Labour gets one point closer with Populus

Labour gets one point closer with Populus

    The public, but not Tories, support Dave’s grammar school stance

big ben th thin.JPGThe only movement in the June survey by Populus for the Times is a one point decrease in the Tory share bringing the lead over Labour down to just 3%. The shares with changes on last month are: CON 36%(-1): LAB 33% (nc): LD 17% (nc).

The fieldwork took place over the weekend and the Tories will probably be relieved that they’ve survived almost intact. Labour might have been hoping to have made more progress in view of the apparent ongoing turmoil within the main opposition party while the Lib Dems will be disappointed to still be on 17%.

What difference there is between this survey and Sunday’s ICM poll is probably explained largely by the methodology.

The Populus past vote weighting calculation is more favourable to Labour. The firm assumes that there is more “misremembering” than ICM amongst those who said they voted Labour at the last election and makes a smaller adjustment.

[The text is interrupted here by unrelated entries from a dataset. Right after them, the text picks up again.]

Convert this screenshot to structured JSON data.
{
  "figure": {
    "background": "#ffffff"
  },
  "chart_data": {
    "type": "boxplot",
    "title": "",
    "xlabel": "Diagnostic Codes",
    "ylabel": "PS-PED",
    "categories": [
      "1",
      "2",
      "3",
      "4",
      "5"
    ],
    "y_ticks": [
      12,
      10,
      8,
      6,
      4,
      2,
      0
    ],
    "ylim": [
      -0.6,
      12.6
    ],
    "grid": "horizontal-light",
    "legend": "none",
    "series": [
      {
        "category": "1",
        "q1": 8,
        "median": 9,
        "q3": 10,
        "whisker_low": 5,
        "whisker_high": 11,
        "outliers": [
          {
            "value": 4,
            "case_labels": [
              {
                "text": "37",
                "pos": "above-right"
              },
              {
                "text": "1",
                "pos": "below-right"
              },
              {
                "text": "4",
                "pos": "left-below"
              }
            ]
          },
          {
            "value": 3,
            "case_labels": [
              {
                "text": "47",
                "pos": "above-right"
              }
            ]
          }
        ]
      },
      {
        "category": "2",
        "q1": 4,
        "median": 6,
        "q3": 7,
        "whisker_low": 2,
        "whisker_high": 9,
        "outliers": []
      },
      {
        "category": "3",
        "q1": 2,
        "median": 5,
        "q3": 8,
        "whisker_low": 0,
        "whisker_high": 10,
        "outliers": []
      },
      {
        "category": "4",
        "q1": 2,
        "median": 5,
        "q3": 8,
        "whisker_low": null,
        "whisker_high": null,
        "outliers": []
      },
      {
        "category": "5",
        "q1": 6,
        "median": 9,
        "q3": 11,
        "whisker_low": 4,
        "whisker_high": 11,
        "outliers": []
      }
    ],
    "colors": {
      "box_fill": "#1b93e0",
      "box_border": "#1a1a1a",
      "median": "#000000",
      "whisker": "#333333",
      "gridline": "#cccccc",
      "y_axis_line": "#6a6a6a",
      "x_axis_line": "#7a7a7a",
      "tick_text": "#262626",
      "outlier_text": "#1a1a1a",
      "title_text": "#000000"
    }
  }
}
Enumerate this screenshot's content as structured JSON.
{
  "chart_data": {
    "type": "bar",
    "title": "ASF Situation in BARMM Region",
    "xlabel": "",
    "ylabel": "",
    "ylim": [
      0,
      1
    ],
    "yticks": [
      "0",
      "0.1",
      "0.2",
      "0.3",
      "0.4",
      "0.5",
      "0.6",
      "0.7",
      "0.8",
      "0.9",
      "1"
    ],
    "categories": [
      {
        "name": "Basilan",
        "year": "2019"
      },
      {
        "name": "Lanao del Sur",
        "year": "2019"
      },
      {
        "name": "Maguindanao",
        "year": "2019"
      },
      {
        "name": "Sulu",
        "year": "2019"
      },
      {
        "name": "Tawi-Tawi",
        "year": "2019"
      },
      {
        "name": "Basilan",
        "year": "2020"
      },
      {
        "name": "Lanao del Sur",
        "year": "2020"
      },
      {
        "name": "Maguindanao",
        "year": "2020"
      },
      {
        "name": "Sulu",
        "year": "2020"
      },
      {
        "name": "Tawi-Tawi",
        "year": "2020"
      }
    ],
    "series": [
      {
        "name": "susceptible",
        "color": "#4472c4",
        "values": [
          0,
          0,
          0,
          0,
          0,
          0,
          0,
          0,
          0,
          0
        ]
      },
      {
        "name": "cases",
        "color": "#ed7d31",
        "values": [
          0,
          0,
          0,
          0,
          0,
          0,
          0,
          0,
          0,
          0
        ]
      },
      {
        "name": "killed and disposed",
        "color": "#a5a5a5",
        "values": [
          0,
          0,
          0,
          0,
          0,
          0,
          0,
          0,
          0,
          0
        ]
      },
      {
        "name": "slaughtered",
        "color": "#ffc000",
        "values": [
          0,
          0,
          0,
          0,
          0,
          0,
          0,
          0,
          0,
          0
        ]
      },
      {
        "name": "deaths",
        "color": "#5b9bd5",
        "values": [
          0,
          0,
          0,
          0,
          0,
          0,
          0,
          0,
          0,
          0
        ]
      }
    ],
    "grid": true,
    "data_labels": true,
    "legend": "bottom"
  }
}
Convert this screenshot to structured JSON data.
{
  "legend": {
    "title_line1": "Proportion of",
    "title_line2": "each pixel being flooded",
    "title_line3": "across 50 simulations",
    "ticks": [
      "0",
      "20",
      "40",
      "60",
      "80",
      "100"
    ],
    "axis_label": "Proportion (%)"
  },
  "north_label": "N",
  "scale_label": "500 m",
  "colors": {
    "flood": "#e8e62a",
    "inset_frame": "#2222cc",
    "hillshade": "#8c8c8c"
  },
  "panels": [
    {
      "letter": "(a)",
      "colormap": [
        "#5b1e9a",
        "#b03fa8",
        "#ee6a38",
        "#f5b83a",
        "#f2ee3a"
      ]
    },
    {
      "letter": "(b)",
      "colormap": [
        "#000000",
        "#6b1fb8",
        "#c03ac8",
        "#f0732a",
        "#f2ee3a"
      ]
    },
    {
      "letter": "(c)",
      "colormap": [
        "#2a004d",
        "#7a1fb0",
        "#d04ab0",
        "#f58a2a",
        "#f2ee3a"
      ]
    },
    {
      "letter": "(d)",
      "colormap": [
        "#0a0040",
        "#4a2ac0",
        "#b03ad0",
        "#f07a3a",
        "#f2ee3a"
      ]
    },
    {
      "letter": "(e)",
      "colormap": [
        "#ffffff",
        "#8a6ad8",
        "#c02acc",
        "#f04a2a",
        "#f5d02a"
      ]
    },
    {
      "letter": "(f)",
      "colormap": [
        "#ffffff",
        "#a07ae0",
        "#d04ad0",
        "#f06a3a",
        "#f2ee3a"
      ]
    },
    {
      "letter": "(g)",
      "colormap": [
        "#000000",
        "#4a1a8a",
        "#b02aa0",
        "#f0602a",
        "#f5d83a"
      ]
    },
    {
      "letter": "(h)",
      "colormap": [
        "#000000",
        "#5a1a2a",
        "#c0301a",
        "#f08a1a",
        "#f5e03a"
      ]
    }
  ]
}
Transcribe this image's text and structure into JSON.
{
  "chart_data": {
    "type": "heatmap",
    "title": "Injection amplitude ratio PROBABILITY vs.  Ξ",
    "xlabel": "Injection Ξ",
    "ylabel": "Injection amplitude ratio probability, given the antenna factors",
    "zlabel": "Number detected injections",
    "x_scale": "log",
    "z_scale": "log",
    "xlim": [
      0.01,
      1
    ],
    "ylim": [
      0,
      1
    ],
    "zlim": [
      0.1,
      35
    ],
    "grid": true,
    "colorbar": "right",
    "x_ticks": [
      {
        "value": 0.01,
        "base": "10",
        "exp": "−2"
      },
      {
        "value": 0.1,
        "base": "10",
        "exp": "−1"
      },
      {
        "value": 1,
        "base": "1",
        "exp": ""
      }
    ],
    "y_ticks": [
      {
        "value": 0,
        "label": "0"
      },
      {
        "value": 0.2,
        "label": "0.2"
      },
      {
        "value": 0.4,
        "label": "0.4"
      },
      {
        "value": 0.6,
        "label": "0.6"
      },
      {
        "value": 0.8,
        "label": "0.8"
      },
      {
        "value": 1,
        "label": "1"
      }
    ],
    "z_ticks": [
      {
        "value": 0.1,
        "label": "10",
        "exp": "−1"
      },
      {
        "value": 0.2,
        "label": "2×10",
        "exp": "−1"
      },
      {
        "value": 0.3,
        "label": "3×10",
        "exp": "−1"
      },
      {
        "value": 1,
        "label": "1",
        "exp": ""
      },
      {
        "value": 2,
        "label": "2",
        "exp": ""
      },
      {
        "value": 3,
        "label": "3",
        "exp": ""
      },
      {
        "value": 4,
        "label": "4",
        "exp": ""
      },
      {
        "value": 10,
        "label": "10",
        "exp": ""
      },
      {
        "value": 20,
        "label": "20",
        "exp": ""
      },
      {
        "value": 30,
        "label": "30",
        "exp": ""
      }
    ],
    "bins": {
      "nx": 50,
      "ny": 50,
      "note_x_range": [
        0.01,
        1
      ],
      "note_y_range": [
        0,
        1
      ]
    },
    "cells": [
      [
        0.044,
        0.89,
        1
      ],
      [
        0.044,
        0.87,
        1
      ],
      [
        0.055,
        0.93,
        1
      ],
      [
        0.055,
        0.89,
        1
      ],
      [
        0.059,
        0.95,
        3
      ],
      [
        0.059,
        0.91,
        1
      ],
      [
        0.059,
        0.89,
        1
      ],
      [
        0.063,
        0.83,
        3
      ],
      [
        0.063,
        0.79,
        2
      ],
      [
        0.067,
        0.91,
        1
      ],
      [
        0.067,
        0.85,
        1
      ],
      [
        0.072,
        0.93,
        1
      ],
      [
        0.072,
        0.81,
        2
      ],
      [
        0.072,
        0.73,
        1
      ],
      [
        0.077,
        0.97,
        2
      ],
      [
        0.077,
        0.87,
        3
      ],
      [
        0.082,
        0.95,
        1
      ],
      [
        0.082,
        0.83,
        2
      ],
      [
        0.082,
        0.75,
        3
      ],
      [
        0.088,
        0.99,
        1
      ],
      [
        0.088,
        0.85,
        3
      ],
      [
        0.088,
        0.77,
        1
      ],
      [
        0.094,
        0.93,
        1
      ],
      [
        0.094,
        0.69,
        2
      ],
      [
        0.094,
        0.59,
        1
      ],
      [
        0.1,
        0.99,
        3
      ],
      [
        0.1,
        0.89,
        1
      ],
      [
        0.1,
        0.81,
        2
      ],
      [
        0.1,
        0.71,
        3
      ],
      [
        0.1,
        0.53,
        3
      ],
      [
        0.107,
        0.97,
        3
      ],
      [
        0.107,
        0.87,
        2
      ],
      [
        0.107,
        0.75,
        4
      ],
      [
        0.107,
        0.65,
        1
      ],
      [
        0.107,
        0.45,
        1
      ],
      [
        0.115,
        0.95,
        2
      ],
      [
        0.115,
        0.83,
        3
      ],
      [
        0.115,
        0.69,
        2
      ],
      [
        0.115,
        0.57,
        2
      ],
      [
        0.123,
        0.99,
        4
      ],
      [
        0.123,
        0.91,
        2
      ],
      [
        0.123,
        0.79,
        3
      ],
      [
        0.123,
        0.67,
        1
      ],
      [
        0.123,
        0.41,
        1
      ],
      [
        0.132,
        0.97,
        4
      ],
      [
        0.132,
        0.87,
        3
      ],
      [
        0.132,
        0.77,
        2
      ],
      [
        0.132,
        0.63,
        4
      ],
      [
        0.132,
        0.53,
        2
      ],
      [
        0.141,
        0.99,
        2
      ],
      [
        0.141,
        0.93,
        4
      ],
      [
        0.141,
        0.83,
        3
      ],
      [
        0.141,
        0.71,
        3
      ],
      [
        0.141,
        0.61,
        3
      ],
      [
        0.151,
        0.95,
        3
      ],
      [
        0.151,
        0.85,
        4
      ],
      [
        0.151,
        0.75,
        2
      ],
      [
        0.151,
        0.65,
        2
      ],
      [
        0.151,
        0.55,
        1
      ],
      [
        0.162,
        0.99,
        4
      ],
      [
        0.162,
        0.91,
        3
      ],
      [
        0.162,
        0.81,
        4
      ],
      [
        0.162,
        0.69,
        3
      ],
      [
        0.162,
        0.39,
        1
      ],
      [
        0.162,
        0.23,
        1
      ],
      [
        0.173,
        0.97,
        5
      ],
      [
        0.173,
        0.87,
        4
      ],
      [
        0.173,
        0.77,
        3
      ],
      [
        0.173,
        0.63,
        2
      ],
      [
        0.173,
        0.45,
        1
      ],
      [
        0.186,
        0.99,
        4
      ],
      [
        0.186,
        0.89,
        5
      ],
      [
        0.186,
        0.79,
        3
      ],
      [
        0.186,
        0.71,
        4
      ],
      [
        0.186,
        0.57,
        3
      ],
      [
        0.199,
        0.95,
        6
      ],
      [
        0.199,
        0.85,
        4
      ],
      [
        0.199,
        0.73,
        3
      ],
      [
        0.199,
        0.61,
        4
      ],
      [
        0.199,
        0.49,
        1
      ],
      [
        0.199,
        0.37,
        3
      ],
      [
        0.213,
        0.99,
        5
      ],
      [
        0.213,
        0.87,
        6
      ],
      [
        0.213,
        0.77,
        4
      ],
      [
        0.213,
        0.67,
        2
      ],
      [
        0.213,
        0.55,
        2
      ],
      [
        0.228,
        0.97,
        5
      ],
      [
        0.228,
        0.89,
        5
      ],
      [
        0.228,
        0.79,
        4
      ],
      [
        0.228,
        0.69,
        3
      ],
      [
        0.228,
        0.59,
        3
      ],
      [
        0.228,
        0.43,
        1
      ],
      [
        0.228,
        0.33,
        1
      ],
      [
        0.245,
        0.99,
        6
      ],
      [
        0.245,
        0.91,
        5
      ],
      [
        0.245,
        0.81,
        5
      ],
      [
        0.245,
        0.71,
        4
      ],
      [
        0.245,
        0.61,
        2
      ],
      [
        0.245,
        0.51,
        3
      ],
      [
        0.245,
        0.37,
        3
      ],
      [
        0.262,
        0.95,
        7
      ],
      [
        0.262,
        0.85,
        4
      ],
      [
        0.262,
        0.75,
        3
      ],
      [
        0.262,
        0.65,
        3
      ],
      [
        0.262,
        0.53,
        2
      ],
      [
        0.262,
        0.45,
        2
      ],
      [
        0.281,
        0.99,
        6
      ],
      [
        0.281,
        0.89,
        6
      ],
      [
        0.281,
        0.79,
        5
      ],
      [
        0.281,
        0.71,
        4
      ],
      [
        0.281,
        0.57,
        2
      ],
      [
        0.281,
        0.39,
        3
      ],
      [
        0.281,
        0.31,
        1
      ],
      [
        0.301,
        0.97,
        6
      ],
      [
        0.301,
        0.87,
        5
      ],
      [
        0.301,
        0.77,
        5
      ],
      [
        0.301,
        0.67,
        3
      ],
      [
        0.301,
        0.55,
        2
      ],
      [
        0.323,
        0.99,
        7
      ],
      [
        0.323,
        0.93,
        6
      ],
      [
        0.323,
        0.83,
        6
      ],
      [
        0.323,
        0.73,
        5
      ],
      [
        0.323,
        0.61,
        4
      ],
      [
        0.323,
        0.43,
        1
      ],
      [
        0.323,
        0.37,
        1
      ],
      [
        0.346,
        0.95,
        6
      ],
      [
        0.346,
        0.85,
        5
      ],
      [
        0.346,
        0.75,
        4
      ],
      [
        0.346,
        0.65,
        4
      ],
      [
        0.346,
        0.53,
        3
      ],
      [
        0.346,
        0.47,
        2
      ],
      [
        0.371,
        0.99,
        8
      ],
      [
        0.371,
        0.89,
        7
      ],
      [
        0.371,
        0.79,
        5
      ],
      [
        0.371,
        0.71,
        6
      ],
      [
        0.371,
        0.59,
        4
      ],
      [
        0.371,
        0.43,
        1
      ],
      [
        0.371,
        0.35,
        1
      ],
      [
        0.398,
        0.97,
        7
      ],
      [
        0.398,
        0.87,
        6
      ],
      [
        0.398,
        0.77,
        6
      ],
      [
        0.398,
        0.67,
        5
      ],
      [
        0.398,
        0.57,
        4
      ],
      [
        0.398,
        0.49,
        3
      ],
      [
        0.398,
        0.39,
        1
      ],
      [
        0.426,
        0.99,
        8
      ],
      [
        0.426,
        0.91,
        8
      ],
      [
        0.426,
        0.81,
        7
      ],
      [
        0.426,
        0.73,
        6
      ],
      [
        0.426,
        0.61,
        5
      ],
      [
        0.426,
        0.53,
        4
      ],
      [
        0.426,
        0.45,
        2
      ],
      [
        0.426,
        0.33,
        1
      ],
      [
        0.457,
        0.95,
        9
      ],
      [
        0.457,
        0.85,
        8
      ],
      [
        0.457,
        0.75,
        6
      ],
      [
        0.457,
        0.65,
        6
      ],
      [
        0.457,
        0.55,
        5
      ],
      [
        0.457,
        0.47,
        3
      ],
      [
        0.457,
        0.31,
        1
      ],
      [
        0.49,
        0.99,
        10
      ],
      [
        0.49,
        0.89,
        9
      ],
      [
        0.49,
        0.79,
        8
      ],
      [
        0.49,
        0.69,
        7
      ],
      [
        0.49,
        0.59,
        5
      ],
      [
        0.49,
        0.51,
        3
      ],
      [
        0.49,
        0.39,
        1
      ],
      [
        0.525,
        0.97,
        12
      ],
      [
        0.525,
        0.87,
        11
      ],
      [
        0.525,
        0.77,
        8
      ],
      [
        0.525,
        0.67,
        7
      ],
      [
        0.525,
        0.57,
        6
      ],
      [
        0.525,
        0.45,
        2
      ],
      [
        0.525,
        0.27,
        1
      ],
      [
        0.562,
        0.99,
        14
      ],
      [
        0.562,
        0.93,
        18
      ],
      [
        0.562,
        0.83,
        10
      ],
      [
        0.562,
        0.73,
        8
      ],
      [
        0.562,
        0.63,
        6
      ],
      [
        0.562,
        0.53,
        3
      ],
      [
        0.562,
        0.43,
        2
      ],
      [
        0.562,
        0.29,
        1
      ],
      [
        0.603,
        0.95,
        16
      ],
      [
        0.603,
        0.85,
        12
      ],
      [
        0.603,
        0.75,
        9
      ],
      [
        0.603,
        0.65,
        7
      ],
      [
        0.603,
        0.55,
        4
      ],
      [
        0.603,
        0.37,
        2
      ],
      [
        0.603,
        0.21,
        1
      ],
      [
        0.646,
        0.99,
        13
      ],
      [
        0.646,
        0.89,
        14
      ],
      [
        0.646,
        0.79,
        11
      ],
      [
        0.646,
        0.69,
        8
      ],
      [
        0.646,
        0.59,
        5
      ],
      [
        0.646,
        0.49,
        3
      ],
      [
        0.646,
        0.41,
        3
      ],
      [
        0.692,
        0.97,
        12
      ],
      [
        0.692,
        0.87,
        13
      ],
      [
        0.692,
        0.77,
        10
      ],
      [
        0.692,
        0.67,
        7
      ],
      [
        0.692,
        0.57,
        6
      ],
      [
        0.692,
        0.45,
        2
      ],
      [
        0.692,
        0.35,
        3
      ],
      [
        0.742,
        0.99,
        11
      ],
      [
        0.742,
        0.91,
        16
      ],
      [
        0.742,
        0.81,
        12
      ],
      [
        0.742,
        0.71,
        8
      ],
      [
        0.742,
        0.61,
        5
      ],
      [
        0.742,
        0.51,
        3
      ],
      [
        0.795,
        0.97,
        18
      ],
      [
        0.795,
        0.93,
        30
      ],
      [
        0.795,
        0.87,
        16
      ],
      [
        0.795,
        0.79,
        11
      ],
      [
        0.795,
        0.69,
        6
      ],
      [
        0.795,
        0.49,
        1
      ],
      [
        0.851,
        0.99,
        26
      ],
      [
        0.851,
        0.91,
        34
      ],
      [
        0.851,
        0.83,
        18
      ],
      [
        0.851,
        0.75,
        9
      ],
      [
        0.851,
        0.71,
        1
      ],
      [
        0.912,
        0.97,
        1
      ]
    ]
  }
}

The Tory leadership will be delighted that just 36 per cent of those interviewed wanted “the opening of new grammar schools all over the country and the reintroduction of the 11-plus exam” with 60 per cent agreeing that “instead of building new grammar schools for the most able, we should concentrate on improving education for all children by introducing setting and streaming in every secondary school”.

Amongst Tory voters, however, a majority, 52%, supported grammar schools and Cameron’s personal ratings were down sharply.

That just about sums up the challenge for the party. What it’s wanting is in tune with public opinion but many party supporters take a differing view. Gordon Brown, no doubt, will be looking for other issues where he can detach the Cameron line from his core support and that must be the long-term danger for the Tories.

For the great power that Brown has is the ability to set the agenda and we can expect issue after issue to be proposed that Cameron could find challenging.

  • The aspect of Populus that I do not fully understand is why the pollster has been recording smaller shares for the Lib Dems than ICM. A few months ago I speculated that the reason was that Populus does not prompt by party name – a measure that has been shown repeatedly to increase Lib Dem support. After that I was assured by Populus boss, Andrew Cooper, that they did prompt but this is still not apparent from the published details of the surveys.

    I’ll be contacting Andrew again for some clarification.